En parallèle je continue à me faire maltraiter par le psychiatre freudien.

20xx Mon père meurt d'un cancer. Deuxième verrou et pas des moindres de ma mémoire traumatique saute. La loi du silence n'est plus. Mon père est mort.

Ma mémoire traumatique explose. En parallèle je cherche des réponses et de l'aide pénale. Je divorce (8 ans de batailles acharnées), l'église reconnaît la nullité de mon mariage, la communauté est reconnue à dérive sectaire et perd sa reconnaissance canonique. Ma lutte n'est pas que personnelle elle est aussi sociétale.

20xx Je finis par arrêter le suivi du psychiatre et commence à faire confiance à ma psychologue mais un événement va me faire reculer. Elle tente de m'aider à quitter l'homme avec qui je suis qui est devenu plus violent (Nous rejouons mutuellement des scènes de notre passé sans en prendre conscience, nous nous "réactivons nos traumatismes mutuels") De manière bien intentionnelle mais trop violente et trop rapide pour moi et mes souvenirs traumatiques. Je suis trop isolée, financièrement je ne peux pas m’en sortir. Ma psy est présente mais n’est pas une assistante sociale ni une amie ni une famille ni un groupe. Le saut est trop abrupt. La mémoire traumatique trop explosive. Je risque ma vie, seule, j'ai l'impression que je vais exploser, mourir tellement la douleur est atroce. Et je laisse se reproduire des schémas de violence au travail sans pouvoir m'en détacher. Je suis la proie idéale, vulnérable.

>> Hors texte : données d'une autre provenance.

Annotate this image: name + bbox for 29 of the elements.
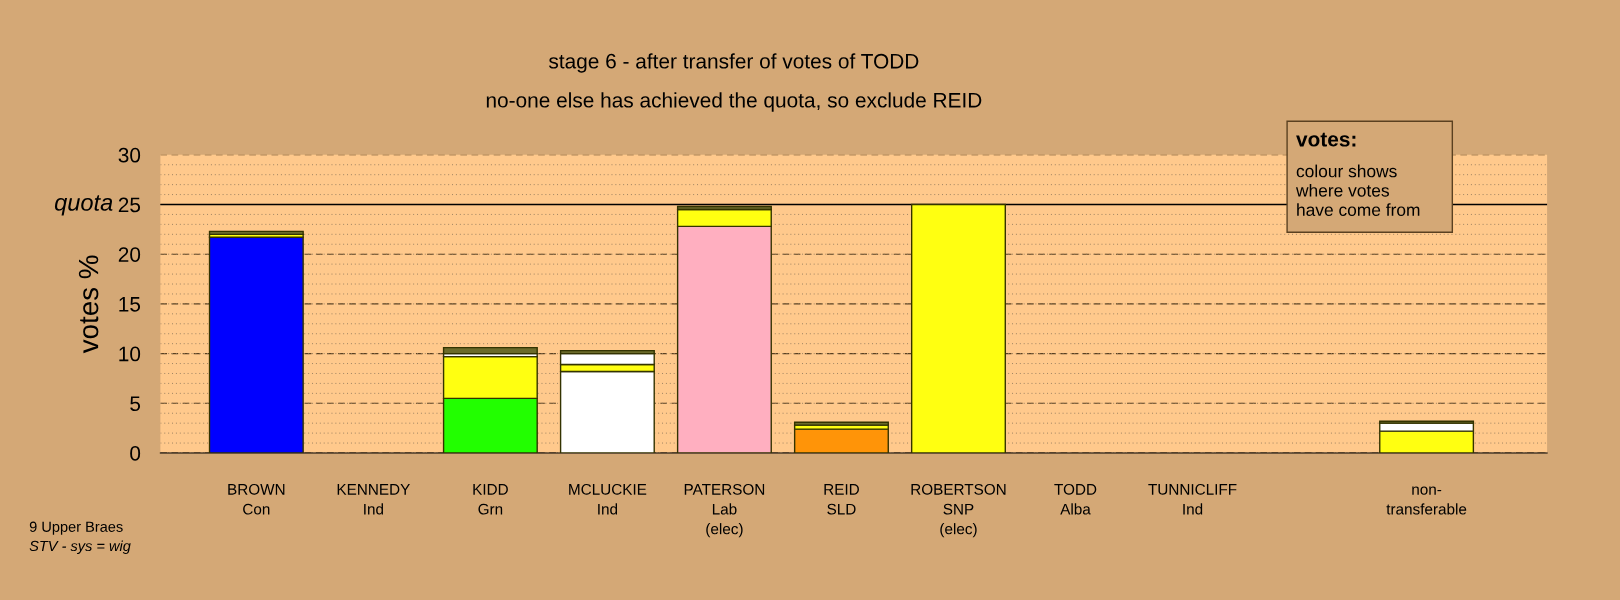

Je perds un peu de confiance en elle et reprends ma recherche d'un "professionnel " psychiatre. On en trouve une mais celle-ci est en pleine reconversion, elle commence juste à avoir des notions de traumas et n'est pas suffisamment formée pour prendre en charge un trauma complexe comme le mien. 4ème violence institutionnelle.

S'en suit une grande bataille intérieure de 2 ans pour accepter ma mémoire traumatique et apprendre à faire confiance à ma psy et se comprendre et s'expliquer, décortiquer mes besoins, mon mode de fonctionnement et s'adapter au rythme de ma levée d'amnésie.

Le chemin de reconstruction d'une personne survivante de traumatismes est long et tortueux. Il passe par 3 pas en avant et 6 pas en arrière. Il est très fragile. Certains petits créneaux ne doivent pas être manqués.

Nous, les survivants, passons notre vie à chercher de l'aide, quelqu'un qui nous aidera à renouer le dialogue intérieur et nous réunifier, à nous comprendre.

Il faut trouver le bon équilibre entre avancée et libération de la mémoire traumatique et besoins de souffler et pouvoir ne rien ressentir et subir de cette mémoire, être en "terrain connu", reproduire ce qui nous a toujours soulagé.  Trouver de nouveaux modes de fonctionnements et automatismes et utiliser le fonctionnement mis au point depuis toujours.

 

Cet équilibre évolue constamment et est tributaire de tous les messages que renvoient le quotidien de la ou le survivant. Des amis qui s'éloignent car entendre ma parole leur est trop douloureux. Un juge qui ne protège pas juridiquement. Une assistante sociale qui ne veut rien entendre. Un dentiste ou une gynécologue qui participent aux violences institutionnelles par leur méconnaissance des mécanismes du trauma... et tous les problèmes financiers et de précarité engendrés par cette lâcheté et méconnaissance du trauma par les institutions qui vont participer à la perpétuation du sentiment de non sécurité, de la solitude et de l'abandon de la survivante.

Nous parlons, nous disons... constamment. Mais dans 99% des cas notre parole est refusée.

Mais tout peut aussi changer par un simple regard, une écoute bienveillante.

C'est cet espoir cette quête incessante qui nous maintien en vie. L'espoir un jour d'être entendu.